Cela dit, le message de Hansen est extrêmement important, car son opinion est relayée par les médias.
Les méfaits du charbon ne se limitent pas au CO2 et cela on ne l’entend pas assez.. L’industrie du charbon, depuis son exploitation juqu’à son utilisation est responsable d’une énorme mortalité et d’une énorme morbidité. En général, on ne parle que des accidents dans les mines ( de 10 000 à 30 000 morts par an dans le monde selon les estimations) mais on oublie la silicose, maladie pulmonaire des mineurs comparable à la maladie de l’amiante, qui en tue beaucoup prématurément ( 200 000 morts par an?), les conséquences de l’exploitation des mines sur les populations riveraines , les effets des poussières liées au transport ,et dans les pays dont l’électricité est pour beaucoup produite à partir du charbon, en Europe, Allemagne, Danemark,Espagne, Pologne, Ukraine entre autres, les effets de la pollution atmosphérique ( fumées, poussières, radon 222, mercure ..) qui représenteraient environ 30 morts par TWh produit et par an d’après le journal médical « The Lancet ». L’ordre de grandeur de la mortalité annuelle mondiale entraînée par cette industrie est donc de l’ordre de 500 000, ce qui est de l’ordre de 1000 fois supérieur à la mortalité entraînée par le nucléaire, même en y incluant Tchernobyl. Pourquoi cela n’est-il jamais dit dans la presse? Parce que les mouvements antinucléaires occupent ce terrain depuis plus de vingt ans! Combien d’articles quand un ouvrier d’une centrale nucléaire reçoit une clef à molette sur le pied, et combien quand un accident dans une mine tue 100 personnes . Chacun en France a été copieusement informé de tous les incidents et accidents survenus cette année dans les centrales nucléaires du monde entier, qui n’ont tué personne, mais personne n’ a été informé du nombre considérable de morts survenus cette année par accident dans les mines de charbon, et encore moins de ceux que le charbon a tué pour toutes les raisons que j’ai énumérées.
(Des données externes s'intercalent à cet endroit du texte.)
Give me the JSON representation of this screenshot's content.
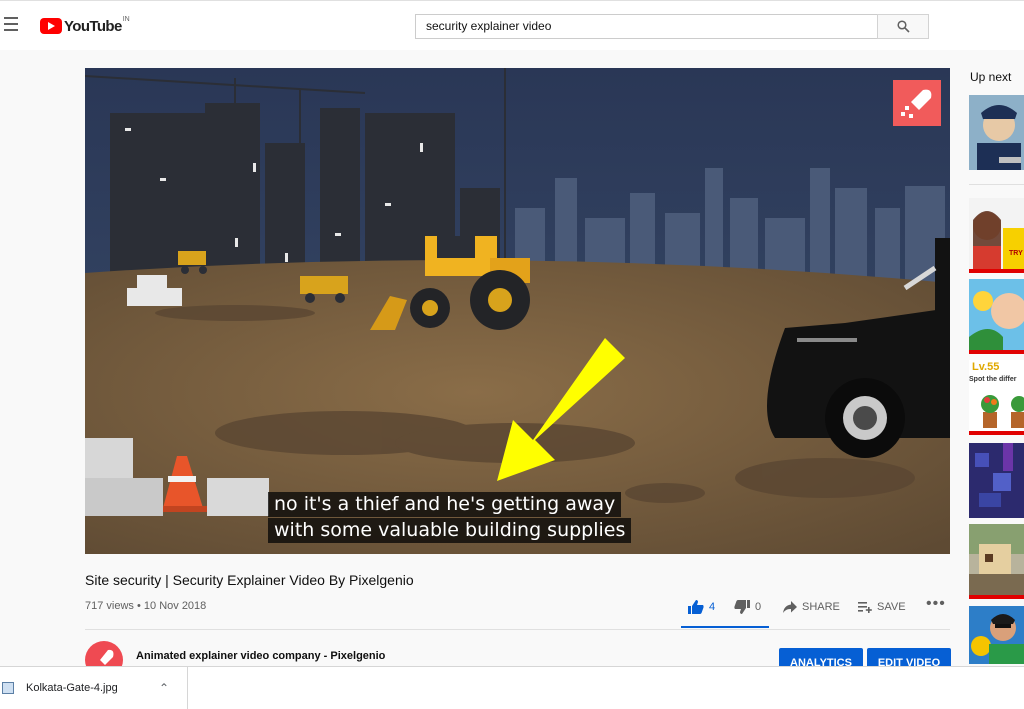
{
  "masthead": {
    "logo_text": "YouTube",
    "country_code": "IN",
    "search_value": "security explainer video"
  },
  "player": {
    "caption_line1": "no it's a thief and he's getting away",
    "caption_line2": "with some valuable building supplies"
  },
  "video": {
    "title": "Site security | Security Explainer Video By Pixelgenio",
    "views": "717 views",
    "date": "10 Nov 2018",
    "like_count": "4",
    "dislike_count": "0",
    "share_label": "SHARE",
    "save_label": "SAVE"
  },
  "channel": {
    "name": "Animated explainer video company - Pixelgenio",
    "analytics_label": "ANALYTICS",
    "edit_label": "EDIT VIDEO"
  },
  "sidebar": {
    "up_next_label": "Up next",
    "thumb_text_level": "Lv.55",
    "thumb_text_spot": "Spot the differ",
    "thumb_text_try": "TRY"
  },
  "download_bar": {
    "file_name": "Kolkata-Gate-4.jpg"
  },
  "colors": {
    "brand_red": "#ff0000",
    "accent_blue": "#065fd4",
    "annotation_yellow": "#ffff00"
  }
}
il y a donc deux poids deux mesures, et il serait temps que les écologistes se resaississent. C’est une affaire de déontologie élémentaire!
bien d’accord avec BMD: caricaturalement, face à un pb, on peut avoir deux attitudes: qui est respondable, ou comment faire pour le résoudre. Indubitablement les pays développées sont responsables « historiques » pour le réchauffement actuel (20% de la pop. mondiale, 80% des émissions cumulées), mais la solution au pb à venir se trouve davantage chez ceux dont les émissions deviennent équivalentes (par pays..) aux notres et qui surtout sont en très forte croissance (celles des pays riches dans leur ensemble étant comparativement beaucoup plus stable).
Mais évidemment l’attitude juste consiste à prendre les deux en compte.
Cela dit, plutôt que d’insister sur l’aspect historique, il faudrait aussi toujours rappeler qu’individuellement un occidental émet toujours plusieurs fois plus qu’un chinois ou un indien (contrairement à l’ambiance générale « nous propres, eux sales »): à mon sens il serait plus pertinent de mettre tout le monde d’accord autour d’objectif d’émission par habitant, en partant du présent, qu’autour de notions de responsabilité historique.